Marketing professors from the Rotman School of Management at the University of Toronto looked at savers in three different markets - rural India, middle income Canada and Hong Kong. Despite the range of incomes they discovered that multiple savings goals led to individuals “thinking about trade-offs between goals, rather than focusing on implementing their savings plan”.

In contrast, a single savings goal encouraged people towards a more action-oriented mindset and helped them to save more. Having just the one goal for saving worked particularly well when it was harder to save the researchers found.

In their paper, The fewer the better. Number of goals and savings behaviour, Min Zhao, an assistant professor of marketing and Dilip Soman a marketing professor suggest that their findings could well have repercussions for banks and financial advisors for example, that tend to advertise a list of reasons extolling the virtues of multiple saving. Such advertising messages with more than one goal, could well “backfire” they say and state that banks should revise their approach.

Where there are several goals - for example retirement, education and mortgage repayments - the authors suggest integrating all these goals into one abstract goal such as financial independence.

● It is a common perception that knowledge workers - lawyers, journalists and software engineers for example, rely on their experience and instinct to a large degree in decision making at work. Such work it is believed cannot be reduced to a formula or a set of practices because to some extent that knowledge is locked inside the head of the individuals concerned.

However academics on both side of the Atlantic have found that even creative work can benefit from “lean production principles”.

David Upton, a professor of operations management at Saïd Business School, University of Oxford and Bradley Staats, an assistant professor of operations, technology and innovation management at Kenan-Flagler Business School at the University of North Carolina say that creating rules and systems for workers can lead to increased collaboration and increased efficiency.

The authors of Lean knowledge work, published in the October 2011 issue of Harvard Business Review gathered information from almost 2,000 knowledge-intensive software projects, as well as interviewing knowledge workers. After examining the most often cited principles of lean operations they were able to focus on those that delivered real performance improvements, using what they describe as “an evidence-based, scientific approach for knowledge-based settings.

The pair’s suggestions include solving problems quickly and consistently and that tacit knowledge should be made explicit.
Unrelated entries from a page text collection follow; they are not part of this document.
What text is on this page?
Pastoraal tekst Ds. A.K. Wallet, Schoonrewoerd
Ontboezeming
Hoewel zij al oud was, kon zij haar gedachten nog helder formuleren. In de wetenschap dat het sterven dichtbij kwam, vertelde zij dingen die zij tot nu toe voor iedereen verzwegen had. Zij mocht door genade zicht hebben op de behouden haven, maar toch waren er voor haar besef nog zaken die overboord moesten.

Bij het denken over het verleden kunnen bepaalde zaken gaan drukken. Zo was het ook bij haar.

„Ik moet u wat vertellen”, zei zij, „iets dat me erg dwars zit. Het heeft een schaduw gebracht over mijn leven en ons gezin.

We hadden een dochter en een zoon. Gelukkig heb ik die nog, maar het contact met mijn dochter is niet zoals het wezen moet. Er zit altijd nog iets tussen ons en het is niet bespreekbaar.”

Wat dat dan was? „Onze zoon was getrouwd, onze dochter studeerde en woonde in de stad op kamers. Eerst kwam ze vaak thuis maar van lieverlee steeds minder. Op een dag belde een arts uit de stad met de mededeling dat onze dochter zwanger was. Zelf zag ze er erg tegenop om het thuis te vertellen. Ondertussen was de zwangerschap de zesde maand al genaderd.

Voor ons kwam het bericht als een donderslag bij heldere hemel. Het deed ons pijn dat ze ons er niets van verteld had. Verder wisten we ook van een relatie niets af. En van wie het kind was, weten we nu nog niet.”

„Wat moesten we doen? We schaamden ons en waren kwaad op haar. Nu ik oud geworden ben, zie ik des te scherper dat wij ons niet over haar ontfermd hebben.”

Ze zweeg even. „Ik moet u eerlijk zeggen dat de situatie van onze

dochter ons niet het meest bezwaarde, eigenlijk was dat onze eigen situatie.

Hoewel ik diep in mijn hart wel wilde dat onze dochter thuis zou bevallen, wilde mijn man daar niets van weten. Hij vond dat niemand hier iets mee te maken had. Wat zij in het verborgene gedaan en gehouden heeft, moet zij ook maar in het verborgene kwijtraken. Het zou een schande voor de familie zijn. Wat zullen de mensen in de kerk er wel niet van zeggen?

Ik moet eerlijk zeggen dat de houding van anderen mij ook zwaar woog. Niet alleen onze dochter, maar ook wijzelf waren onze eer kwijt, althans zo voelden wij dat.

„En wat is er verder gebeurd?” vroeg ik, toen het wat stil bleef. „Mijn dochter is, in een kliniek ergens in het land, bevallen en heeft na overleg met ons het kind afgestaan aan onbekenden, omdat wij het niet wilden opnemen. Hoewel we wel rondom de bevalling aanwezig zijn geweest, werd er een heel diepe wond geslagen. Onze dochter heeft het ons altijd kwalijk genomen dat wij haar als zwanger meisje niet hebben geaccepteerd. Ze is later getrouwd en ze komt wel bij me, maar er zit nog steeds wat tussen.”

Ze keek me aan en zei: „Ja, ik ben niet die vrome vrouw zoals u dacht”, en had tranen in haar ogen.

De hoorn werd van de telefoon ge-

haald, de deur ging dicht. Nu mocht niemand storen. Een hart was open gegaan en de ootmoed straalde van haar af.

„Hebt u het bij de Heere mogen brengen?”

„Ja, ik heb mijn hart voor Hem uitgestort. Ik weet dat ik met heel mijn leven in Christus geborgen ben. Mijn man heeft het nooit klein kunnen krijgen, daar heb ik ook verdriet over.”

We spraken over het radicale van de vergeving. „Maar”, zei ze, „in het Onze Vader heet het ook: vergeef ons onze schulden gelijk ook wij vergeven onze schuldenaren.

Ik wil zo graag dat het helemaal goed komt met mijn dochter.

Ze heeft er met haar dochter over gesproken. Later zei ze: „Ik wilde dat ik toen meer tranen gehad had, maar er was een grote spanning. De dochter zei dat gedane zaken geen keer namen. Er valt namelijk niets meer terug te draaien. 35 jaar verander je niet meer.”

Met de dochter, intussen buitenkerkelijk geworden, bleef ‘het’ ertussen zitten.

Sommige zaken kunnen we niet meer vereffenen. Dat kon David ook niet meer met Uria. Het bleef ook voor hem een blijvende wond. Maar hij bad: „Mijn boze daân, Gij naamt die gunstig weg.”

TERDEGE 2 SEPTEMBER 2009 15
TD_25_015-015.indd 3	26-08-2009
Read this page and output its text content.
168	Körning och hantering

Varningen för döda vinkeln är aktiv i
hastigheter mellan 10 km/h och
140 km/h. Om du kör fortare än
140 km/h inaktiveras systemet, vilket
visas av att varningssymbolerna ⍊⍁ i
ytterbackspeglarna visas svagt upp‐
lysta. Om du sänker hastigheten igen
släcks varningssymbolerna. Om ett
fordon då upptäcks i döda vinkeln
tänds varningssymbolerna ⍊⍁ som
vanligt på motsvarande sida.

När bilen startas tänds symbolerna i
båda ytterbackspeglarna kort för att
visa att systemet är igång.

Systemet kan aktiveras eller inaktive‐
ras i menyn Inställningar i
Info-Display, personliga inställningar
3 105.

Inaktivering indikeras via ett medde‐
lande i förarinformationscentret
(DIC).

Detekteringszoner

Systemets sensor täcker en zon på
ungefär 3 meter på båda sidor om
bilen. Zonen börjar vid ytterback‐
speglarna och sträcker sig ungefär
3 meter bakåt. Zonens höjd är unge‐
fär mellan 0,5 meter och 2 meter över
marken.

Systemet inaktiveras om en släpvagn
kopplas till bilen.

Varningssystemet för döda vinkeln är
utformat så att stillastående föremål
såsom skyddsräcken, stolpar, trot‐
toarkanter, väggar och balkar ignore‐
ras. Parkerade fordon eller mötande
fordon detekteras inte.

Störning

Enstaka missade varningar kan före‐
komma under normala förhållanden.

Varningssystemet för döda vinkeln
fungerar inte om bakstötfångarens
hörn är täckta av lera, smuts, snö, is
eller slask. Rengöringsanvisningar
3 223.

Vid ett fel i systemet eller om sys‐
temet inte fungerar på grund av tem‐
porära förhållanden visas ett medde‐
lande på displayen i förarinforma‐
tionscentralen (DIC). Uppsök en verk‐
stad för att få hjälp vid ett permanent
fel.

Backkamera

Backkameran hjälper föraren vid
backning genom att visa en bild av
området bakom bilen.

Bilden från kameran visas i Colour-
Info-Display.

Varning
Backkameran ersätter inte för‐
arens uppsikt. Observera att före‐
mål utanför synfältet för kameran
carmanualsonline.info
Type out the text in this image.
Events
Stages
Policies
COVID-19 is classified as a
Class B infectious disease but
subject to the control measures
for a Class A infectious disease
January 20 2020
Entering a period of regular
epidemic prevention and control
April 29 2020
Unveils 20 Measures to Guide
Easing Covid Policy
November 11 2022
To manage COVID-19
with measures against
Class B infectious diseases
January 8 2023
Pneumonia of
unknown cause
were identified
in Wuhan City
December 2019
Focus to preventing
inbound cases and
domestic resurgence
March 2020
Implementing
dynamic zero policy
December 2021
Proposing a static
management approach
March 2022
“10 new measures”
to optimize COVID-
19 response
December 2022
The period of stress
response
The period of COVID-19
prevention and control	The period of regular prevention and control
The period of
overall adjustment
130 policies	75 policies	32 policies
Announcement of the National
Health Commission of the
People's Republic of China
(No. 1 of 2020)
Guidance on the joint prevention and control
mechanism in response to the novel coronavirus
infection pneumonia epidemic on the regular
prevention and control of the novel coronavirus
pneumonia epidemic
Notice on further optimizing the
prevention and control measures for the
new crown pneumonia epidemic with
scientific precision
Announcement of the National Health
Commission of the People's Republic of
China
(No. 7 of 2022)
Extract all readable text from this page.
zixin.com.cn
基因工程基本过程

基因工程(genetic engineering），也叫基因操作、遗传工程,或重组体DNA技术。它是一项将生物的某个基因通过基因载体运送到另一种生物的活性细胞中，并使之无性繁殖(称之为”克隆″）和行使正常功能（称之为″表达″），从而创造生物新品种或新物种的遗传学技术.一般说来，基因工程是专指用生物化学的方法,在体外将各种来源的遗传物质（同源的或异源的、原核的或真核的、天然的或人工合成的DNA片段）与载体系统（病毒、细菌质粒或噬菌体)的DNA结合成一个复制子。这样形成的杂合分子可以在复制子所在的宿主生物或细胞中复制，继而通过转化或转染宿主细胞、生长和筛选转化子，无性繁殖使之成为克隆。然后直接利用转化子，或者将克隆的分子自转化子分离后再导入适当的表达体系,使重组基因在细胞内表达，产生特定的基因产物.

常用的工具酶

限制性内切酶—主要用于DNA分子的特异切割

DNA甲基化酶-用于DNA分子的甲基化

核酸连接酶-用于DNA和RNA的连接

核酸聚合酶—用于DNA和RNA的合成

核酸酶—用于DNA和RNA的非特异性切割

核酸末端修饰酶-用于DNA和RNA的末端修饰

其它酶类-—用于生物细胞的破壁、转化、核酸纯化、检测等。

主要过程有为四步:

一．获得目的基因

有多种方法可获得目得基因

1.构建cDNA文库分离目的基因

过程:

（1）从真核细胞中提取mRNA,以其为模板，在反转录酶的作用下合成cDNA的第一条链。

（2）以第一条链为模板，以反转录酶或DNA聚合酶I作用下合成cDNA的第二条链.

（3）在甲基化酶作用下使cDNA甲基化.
In this latter point they say that some knowledge work can be “captured in protocol with no reduction in the quality of the work”.

Prof Staats accepts that some skilled workers will be sceptical and resistant to having information captured in this way and suggests that organisations spend time explaining the benefits, such as telling workers that it will give them additional time for more interesting work.

“Articulating what people do, and how and why they do it, enables the organisation to learn, to exploit best practices and transfer knowledge across the organisation, all of which contribute to its competitive advantage,” he says.